Sebuah pertanyaan yang terangkai selalu muncul dalam kaitan ini:
Pertama: Siapakah yang berkompeten untuk menafsirkan al-Quran? Kedua: Sejauhmana kewenangannya?
Untuk menjawab pertanyaan ini, terlebih dahulu kita bisa melihat Ibnu 'Abbas dalam sebuah pernyataannya tentang al-Quran. Dia nyatakan bahwa dalam kaitannya dengan tafsir, ayat al-Quran bisa diklasifikasikan menjadi empat macam:
Pertama: ayat-ayat yang dapat dimengerti secara umum oleh orang-orang Arab dengan kemampuan bahasanya.
Kedua: ayat-ayat al-Quran yang dapat diketahui maknanya secara jelas oleh semua orang.
Ketiga: ayat-ayat al-Quran yang tidak diketahui maknanya kecuali oleh para ulama. Keempat: ayat-ayat al-Quran yang hanya diketahui maknanya secara jelas oleh Allah.

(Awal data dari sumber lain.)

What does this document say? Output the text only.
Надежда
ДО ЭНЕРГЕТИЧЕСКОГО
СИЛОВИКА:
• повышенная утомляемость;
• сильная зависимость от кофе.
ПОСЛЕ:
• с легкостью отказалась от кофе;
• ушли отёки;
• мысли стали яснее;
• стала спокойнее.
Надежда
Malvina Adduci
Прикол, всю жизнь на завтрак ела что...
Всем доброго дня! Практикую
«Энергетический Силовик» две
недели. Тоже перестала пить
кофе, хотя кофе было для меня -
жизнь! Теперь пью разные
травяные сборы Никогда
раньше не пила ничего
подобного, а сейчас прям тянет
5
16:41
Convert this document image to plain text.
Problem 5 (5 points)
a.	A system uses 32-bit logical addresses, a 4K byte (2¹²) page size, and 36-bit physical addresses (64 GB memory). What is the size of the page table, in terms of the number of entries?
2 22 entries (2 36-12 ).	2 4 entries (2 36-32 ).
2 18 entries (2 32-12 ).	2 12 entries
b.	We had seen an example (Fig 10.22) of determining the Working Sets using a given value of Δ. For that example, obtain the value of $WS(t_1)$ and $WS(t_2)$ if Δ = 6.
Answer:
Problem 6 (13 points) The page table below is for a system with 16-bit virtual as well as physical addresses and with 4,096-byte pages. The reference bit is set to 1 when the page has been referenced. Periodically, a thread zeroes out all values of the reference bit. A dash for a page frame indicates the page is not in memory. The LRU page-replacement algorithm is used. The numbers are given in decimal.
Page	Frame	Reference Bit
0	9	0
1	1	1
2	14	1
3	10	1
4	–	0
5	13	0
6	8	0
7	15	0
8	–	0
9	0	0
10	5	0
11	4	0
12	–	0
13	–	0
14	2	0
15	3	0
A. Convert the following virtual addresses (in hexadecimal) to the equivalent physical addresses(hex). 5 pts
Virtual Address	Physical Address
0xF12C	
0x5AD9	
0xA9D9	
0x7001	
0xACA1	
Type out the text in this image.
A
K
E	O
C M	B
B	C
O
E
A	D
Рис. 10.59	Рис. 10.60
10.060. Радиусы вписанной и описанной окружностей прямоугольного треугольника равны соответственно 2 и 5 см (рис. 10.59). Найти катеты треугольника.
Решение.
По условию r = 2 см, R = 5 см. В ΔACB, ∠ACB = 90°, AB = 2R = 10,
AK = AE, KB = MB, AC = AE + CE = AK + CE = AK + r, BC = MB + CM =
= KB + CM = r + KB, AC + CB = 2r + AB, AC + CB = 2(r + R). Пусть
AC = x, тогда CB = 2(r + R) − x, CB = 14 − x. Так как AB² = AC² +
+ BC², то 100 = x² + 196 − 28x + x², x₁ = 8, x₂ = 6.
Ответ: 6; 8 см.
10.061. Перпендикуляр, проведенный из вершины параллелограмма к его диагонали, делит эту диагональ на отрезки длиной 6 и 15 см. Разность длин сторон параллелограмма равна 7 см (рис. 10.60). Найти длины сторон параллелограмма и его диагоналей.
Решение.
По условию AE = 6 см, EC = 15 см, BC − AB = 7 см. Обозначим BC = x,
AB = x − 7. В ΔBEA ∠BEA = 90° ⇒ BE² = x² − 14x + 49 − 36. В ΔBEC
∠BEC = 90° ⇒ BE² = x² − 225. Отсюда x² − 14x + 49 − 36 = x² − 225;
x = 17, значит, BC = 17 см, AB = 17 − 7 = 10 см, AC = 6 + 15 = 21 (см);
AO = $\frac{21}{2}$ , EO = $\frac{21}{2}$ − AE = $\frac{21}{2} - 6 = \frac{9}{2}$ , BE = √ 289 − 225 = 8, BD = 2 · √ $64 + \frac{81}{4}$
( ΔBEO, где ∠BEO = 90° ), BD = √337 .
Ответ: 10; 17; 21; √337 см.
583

Dari pernyataan Ibnu Abbas tersebut di atas, kita biasa mengambil kesimpulan bahwa:
1. Tidak semua ayat al-Quran dapat diketahui tafsirnya oleh para mufassir. Hal ini bila kaitkan, misalnya, dengan ayat-ayat mutasyabihat dengan berbagai ragam pengertian yang diberikan oleh para ulama. Ada di antara ayat-ayat al-Quran yang memang memiliki makna yang tersembunyi, dan hannya Allahlah yang memahami tafsirnya.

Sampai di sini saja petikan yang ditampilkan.